The guy just oozes common sense. Here’s another bit about PHP that he wrote on the PHP-DEV mailing list about two years ago, one of my favorites that just sums up beautifully the philosophy of PHP:

The golden rules of PHP are to keep the WTF(*) factor low and the POTFP(**) factor high.

(*) What The Fuck
(**) Piss Off The Fewest People

No two ways about it: he’s one of my heroes.

Advanced PHP Programming

The book Advanced PHP Programming is out, by George Schlossnagle. Looks like it might be pretty interesting; there’s certainly a scarcity of good PHP books that cover advanced topics—most of them are targeted at the beginner and the basics, and don’t have anything to offer me.

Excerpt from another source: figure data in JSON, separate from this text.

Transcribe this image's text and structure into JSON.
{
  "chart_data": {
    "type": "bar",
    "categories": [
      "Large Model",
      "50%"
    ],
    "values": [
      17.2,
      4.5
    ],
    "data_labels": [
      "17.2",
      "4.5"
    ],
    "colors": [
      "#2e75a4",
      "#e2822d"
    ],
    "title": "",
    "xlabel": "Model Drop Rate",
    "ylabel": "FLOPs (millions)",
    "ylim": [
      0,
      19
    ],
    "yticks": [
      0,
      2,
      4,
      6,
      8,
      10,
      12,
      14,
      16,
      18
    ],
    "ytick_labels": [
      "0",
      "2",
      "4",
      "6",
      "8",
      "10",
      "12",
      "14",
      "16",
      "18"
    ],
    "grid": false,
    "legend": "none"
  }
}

(Quick disclaimer: some of the Wrox books actually look like they might be decent, but I haven’t had my hands on a Wrox PHP book since the first couple they published.)

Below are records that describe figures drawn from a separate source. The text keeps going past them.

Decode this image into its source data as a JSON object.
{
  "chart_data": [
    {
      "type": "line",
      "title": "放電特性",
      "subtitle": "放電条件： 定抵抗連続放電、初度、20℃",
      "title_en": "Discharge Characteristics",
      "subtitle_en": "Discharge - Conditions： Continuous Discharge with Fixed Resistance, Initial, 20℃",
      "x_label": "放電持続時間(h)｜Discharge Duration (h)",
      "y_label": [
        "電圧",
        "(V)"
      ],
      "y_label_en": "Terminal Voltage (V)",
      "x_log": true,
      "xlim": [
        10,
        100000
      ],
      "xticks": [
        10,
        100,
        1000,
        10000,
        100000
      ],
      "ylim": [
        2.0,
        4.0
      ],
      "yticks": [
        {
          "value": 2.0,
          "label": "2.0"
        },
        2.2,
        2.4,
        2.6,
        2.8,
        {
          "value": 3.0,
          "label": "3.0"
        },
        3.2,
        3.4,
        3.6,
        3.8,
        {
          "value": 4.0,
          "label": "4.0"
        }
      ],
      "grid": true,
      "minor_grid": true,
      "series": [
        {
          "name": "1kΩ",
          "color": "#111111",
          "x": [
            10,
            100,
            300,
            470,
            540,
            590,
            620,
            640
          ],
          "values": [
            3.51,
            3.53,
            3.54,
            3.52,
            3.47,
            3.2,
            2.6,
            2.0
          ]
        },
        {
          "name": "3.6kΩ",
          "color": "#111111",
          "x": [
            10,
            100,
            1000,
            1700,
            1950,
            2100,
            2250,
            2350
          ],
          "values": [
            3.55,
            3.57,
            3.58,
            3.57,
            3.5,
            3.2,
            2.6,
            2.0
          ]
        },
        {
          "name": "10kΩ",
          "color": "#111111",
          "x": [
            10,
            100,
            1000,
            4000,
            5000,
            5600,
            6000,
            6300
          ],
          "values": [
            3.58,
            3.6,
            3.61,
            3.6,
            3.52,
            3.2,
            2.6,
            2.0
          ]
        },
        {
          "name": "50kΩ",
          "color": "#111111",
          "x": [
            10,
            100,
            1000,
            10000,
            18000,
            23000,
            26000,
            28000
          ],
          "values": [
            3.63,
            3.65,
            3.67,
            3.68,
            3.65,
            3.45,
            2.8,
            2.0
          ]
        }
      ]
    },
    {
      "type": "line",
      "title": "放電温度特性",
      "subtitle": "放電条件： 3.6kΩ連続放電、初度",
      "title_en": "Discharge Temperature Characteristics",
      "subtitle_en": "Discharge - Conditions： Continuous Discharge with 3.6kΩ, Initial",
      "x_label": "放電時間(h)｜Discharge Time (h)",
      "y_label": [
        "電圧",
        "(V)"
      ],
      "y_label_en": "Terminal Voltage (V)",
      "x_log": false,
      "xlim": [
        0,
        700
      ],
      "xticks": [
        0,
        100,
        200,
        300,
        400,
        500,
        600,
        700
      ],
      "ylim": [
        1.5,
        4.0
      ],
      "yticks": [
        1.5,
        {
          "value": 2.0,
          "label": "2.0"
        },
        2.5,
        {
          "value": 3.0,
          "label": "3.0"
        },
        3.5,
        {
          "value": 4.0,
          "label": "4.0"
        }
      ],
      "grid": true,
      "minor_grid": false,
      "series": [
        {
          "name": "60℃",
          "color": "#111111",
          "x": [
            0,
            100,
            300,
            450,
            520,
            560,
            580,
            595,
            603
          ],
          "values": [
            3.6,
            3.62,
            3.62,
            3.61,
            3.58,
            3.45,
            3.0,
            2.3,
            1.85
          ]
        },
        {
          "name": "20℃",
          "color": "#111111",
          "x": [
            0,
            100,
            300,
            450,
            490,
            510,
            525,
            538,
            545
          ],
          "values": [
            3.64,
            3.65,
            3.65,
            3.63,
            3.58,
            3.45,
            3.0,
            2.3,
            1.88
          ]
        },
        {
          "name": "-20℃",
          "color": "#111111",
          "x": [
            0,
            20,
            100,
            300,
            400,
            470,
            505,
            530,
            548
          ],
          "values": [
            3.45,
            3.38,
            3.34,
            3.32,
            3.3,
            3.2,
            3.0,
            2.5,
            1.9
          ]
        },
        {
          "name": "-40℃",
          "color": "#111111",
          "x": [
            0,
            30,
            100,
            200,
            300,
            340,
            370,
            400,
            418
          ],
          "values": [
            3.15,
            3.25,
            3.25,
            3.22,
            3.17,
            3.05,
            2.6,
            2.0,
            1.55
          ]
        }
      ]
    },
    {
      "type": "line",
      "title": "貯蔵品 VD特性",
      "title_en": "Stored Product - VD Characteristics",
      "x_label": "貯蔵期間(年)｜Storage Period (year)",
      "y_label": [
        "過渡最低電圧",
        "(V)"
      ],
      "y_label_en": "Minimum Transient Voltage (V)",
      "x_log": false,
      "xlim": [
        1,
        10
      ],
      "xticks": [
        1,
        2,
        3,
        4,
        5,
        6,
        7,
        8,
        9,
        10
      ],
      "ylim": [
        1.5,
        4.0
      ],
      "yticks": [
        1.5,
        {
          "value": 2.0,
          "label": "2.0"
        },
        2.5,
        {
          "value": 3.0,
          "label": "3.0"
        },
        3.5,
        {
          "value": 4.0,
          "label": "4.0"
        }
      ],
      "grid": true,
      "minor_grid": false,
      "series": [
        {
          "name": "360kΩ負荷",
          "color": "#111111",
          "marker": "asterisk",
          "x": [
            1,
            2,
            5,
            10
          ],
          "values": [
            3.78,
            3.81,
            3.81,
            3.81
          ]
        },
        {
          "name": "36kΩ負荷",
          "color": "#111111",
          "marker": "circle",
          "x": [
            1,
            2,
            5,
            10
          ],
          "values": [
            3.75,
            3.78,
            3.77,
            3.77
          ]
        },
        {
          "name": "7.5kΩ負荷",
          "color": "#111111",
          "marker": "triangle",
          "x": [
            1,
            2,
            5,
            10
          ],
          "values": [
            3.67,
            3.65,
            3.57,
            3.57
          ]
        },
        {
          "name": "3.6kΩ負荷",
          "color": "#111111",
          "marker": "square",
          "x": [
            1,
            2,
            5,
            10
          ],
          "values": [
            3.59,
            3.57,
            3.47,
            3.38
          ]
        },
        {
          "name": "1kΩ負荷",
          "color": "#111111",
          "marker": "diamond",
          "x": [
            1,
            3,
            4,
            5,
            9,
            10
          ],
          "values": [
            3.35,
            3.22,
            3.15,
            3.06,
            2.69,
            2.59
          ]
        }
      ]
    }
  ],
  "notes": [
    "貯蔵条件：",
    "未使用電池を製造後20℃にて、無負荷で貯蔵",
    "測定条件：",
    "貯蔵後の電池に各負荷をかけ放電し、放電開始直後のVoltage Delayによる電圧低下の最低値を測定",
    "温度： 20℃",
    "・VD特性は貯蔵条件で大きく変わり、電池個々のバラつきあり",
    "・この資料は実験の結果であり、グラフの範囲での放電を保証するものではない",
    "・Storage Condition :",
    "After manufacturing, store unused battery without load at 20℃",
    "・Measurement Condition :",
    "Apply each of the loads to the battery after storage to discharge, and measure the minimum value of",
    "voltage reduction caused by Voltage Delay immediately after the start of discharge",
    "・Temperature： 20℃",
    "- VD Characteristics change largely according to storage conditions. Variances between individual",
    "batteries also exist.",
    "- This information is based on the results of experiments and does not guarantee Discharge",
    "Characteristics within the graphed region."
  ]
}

There was a time when I wanted to write a PHP book. It was going to be an advanced book, called “PHP Secrets” and cover all sorts of topics. I never really pursued it, though, largely because of a general disillusionment in the computer book industry: you spend a year or more writing a book on a subject, and by the time it gets published it’s obsolete.

Thinking about it now, though, maybe a better venue for such a thing would be online, like what Mark Pilgrim did with his Dive Into Python book. That might be kind of cool; a live work-in-progress that I could (theoretically) keep up-to-date. Hmmm.

CMS Ranting

Gadgetopia has a good rant on content management that I’m just getting around to posting about. (CMS’s Should Manage Content, Not Display It)

My solution was to write a function library to make raw database calls to get everything out in a nice, big, nested PHP array. I essentially built an API for the CMS to make pulling content easy, but I do all the HTML processing in PHP, abandoning completely the display side of this CMS. I still use it for administration, workflow, etc. (which it excels at), but when PHP is such a fantastic, mature language, why reinvent the wheel?

I really don’t have anything to add to this, other than that this is largely why I favor developing my own PHP software rather than using pre-built systems—I have absolute control over the way the software works and I don’t have to rely on clunky, awkward front-end architecture and programming that I disagree with. Give me the data, and let me decide what to do with it.